Part of Advances in Neural Information Processing Systems 36 (NeurIPS 2023) Main Conference Track

*Josh Alman, Zhao Song*

In modern machine learning, inner product attention computation is a fundamental task for training large language models such as Transformer, GPT-1, BERT, GPT-2, GPT-3 and ChatGPT. Formally, in this problem, one is given as input three matrices $Q, K, V \in [-B,B]^{n \times d}$, and the goal is to construct the matrix $\mathrm{Att}(Q,K,V) := \mathrm{diag}(A {\bf 1}_n)^{-1} A V \in \mathbb{R}^{n \times d}$, where $A = \exp(QK^\top/d)$ is the `attention matrix', and $\exp$ is applied entry-wise. Straightforward methods for this problem explicitly compute the $n \times n$ attention matrix $A$, and hence require time $\Omega(n^2)$ even when $d = n^{o(1)}$ is small.

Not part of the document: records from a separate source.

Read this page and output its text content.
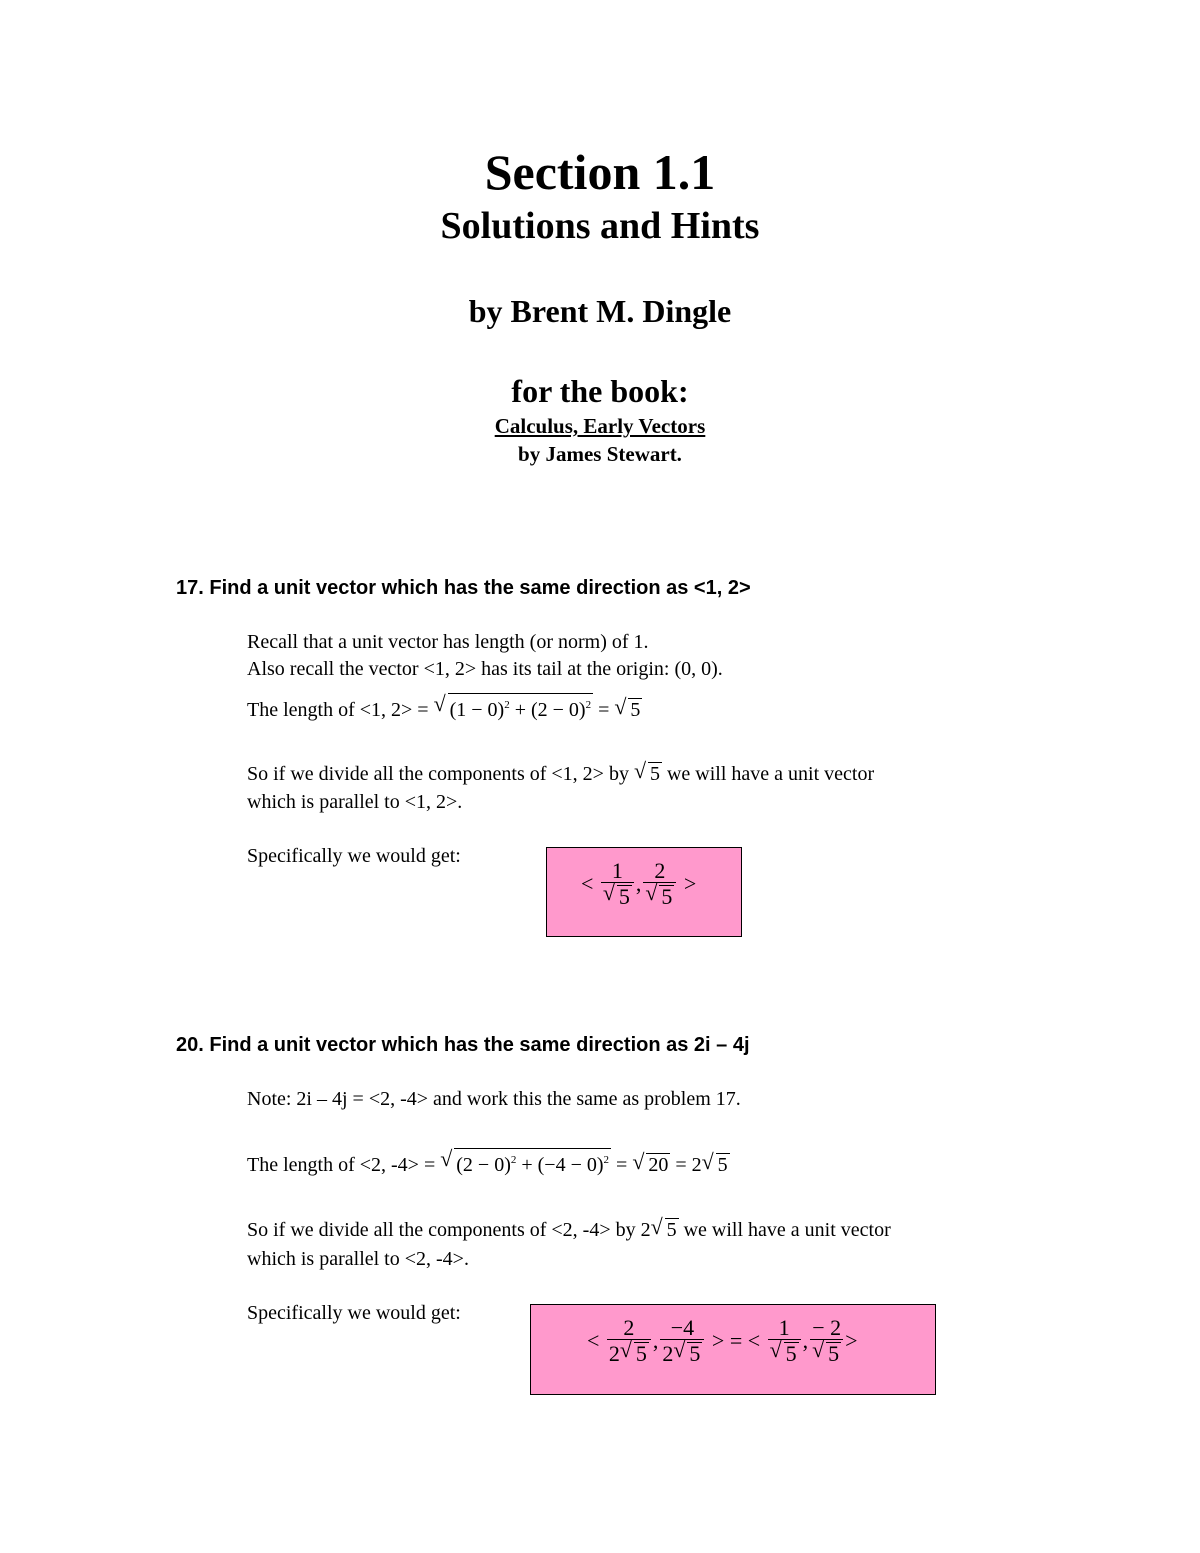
Section 1.1
Solutions and Hints
by Brent M. Dingle
for the book:
Calculus, Early Vectors
by James Stewart.
17. Find a unit vector which has the same direction as <1, 2>
Recall that a unit vector has length (or norm) of 1.
Also recall the vector <1, 2> has its tail at the origin: (0, 0).
The length of <1, 2> = √ $(1 - 0)^2 + (2 - 0)^2$ = √ 5
So if we divide all the components of <1, 2> by √ 5 we will have a unit vector
which is parallel to <1, 2>.
Specifically we would get:
< $\frac{1}{√ 5}$ , $\frac{2}{√ 5}$ >
20. Find a unit vector which has the same direction as 2i – 4j
Note: 2i – 4j = <2, -4> and work this the same as problem 17.
The length of <2, -4> = √ $(2 - 0)^2 + (-4 - 0)^2$ = √ 20 = 2 √ 5
So if we divide all the components of <2, -4> by 2 √ 5 we will have a unit vector
which is parallel to <2, -4>.
Specifically we would get:
< $\frac{2}{2 √ 5}$ , $\frac{-4}{2 √ 5}$ > = < $\frac{1}{√ 5}$ , $\frac{- 2}{√ 5}$ >
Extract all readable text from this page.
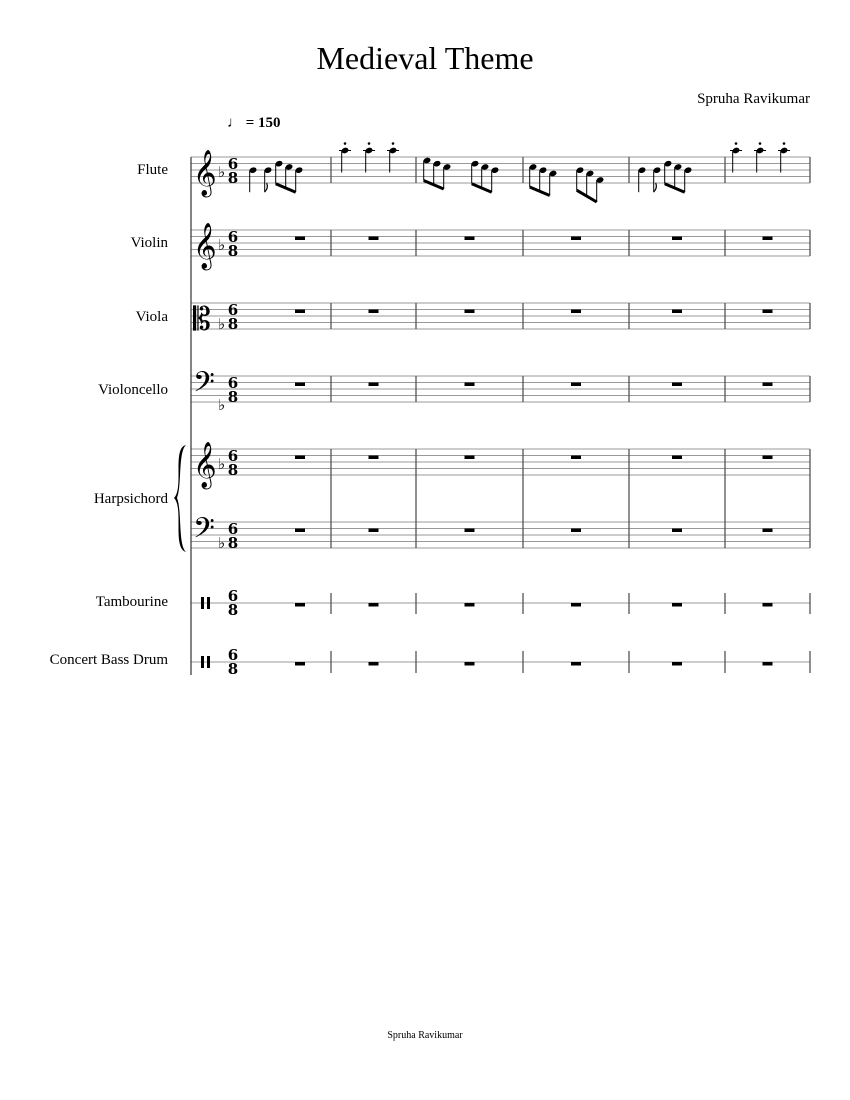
Medieval Theme
Spruha Ravikumar
♩ = 150
Flute
Violin
Viola
Violoncello
Harpsichord
Tambourine
Concert Bass Drum
𝄞
𝄞
𝄡
𝄢
𝄞
𝄢
♭
♭
♭
♭
♭
♭
6
8
6
8
6
8
6
8
6
8
6
8
6
8
6
8
Spruha Ravikumar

In this paper, we investigate whether faster algorithms are possible by \emph{implicitly} making use of the matrix $A$. We present two results, showing that there is a sharp transition at $B = \Theta(\sqrt{\log n})$.$\bullet$ If $d = O(\log n)$ and $B = o(\sqrt{\log n})$, there is an $n^{1+o(1)}$ time algorithm to approximate $\mathrm{Att}(Q,K,V)$ up to $1/\mathrm{poly}(n)$ additive error.$\bullet$ If $d = O(\log n)$ and $B = \Theta (\sqrt{\log n})$, assuming the Strong Exponential Time Hypothesis from fine-grained complexity theory, it is impossible to approximate $\mathrm{Att}(Q,K,V)$ up to $1/\mathrm{poly}(n)$ additive error in truly subquadratic time $n^{2 - \Omega(1)}$.This gives a theoretical explanation for the phenomenon observed in practice that attention computation is much more efficient when the input matrices have smaller entries.